Le ministre des solidarités et de la santé a présenté une ordonnance instituant une aide aux acteurs de santé conventionnés dont l’activité est particulièrement affectée par l’épidémie de covid-19.
L’ordonnance permet à l’assurance maladie d’attribuer des aides financières aux professionnels de santé libéraux afin de leur permettre de couvrir leurs charges face à la baisse d’activité qu’ils subissent. Elle complète le dispositif déjà prévu à destination des établissements de santé. C’est ainsi l’ensemble du système de santé, dont la mobilisation est essentielle, qui est accompagné financièrement dans la crise.
Les aides tiendront notamment compte de la baisse d’activité subie individuellement par les intéressés, du niveau de charge moyen de leur profession ou de leur spécialité médicale ainsi que des aides qu’ils ont pu recevoir par ailleurs. Elles donneront lieu à un premier versement à la mi-mai et seront régularisées en fonction du bilan définitif qui pourra être fait de l’activité des professionnels de santé pendant cette période.

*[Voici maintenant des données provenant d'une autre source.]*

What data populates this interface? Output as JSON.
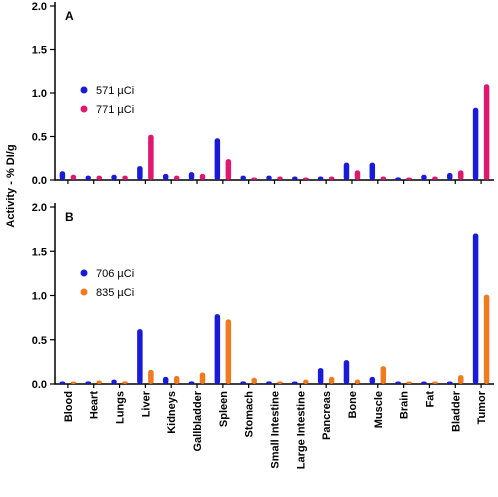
{
  "colors": {
    "panel_a_series_1": "#1a1adb",
    "panel_a_series_2": "#e0176f",
    "panel_b_series_1": "#1a1adb",
    "panel_b_series_2": "#f07a1f"
  },
  "chart_data": [
    {
      "type": "bar",
      "panel_label": "A",
      "ylabel": "Activity - % DI/g",
      "ylim": [
        0,
        2.0
      ],
      "yticks": [
        "0.0",
        "0.5",
        "1.0",
        "1.5",
        "2.0"
      ],
      "categories": [
        "Blood",
        "Heart",
        "Lungs",
        "Liver",
        "Kidneys",
        "Gallbladder",
        "Spleen",
        "Stomach",
        "Small Intestine",
        "Large Intestine",
        "Pancreas",
        "Bone",
        "Muscle",
        "Brain",
        "Fat",
        "Bladder",
        "Tumor"
      ],
      "legend_position": "top-left",
      "series": [
        {
          "name": "571 µCi",
          "values": [
            0.1,
            0.05,
            0.06,
            0.16,
            0.07,
            0.09,
            0.48,
            0.05,
            0.05,
            0.04,
            0.04,
            0.2,
            0.2,
            0.03,
            0.06,
            0.08,
            0.83
          ]
        },
        {
          "name": "771 µCi",
          "values": [
            0.06,
            0.05,
            0.05,
            0.52,
            0.05,
            0.07,
            0.24,
            0.02,
            0.04,
            0.02,
            0.04,
            0.11,
            0.04,
            0.02,
            0.04,
            0.11,
            1.1
          ]
        }
      ]
    },
    {
      "type": "bar",
      "panel_label": "B",
      "ylabel": "Activity - % DI/g",
      "ylim": [
        0,
        2.0
      ],
      "yticks": [
        "0.0",
        "0.5",
        "1.0",
        "1.5",
        "2.0"
      ],
      "categories": [
        "Blood",
        "Heart",
        "Lungs",
        "Liver",
        "Kidneys",
        "Gallbladder",
        "Spleen",
        "Stomach",
        "Small Intestine",
        "Large Intestine",
        "Pancreas",
        "Bone",
        "Muscle",
        "Brain",
        "Fat",
        "Bladder",
        "Tumor"
      ],
      "legend_position": "top-left",
      "series": [
        {
          "name": "706 µCi",
          "values": [
            0.02,
            0.03,
            0.05,
            0.62,
            0.08,
            0.03,
            0.79,
            0.03,
            0.03,
            0.02,
            0.18,
            0.27,
            0.08,
            0.01,
            0.02,
            0.02,
            1.7
          ]
        },
        {
          "name": "835 µCi",
          "values": [
            0.02,
            0.04,
            0.03,
            0.16,
            0.09,
            0.13,
            0.73,
            0.07,
            0.03,
            0.05,
            0.08,
            0.05,
            0.2,
            0.01,
            0.02,
            0.1,
            1.01
          ]
        }
      ]
    }
  ]
}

Ces aides seront financées par l’assurance maladie, et le cas échéant par les organismes complémentaires.

La ministre du travail a présenté une ordonnance adaptant temporairement les délais applicables pour la consultation et l’information du comité social et économique afin de faire face à l'épidémie de covid-19.
L’ordonnance finalise l’adaptation des délais dans lesquels le comité social et économique et le comité social et économique central sont consultés et informés préalablement aux décisions de l’employeur destinées à faire face aux conséquences économiques, financières et sociales de la propagation de l'épidémie de covid-19, afin de favoriser la reprise rapide de l’activité économique dans des conditions protectrices pour les salariés. Elle adapte les délais légaux dans lesquels intervient la communication de l’ordre du jour du comité social et économique et du comité social et économique central. Elle précise également que ces adaptations ne s’appliquent pas aux délais d’information et de consultation du comité social et économique prévus pour les accords de performance collective et les plans de sauvegarde de l’emploi.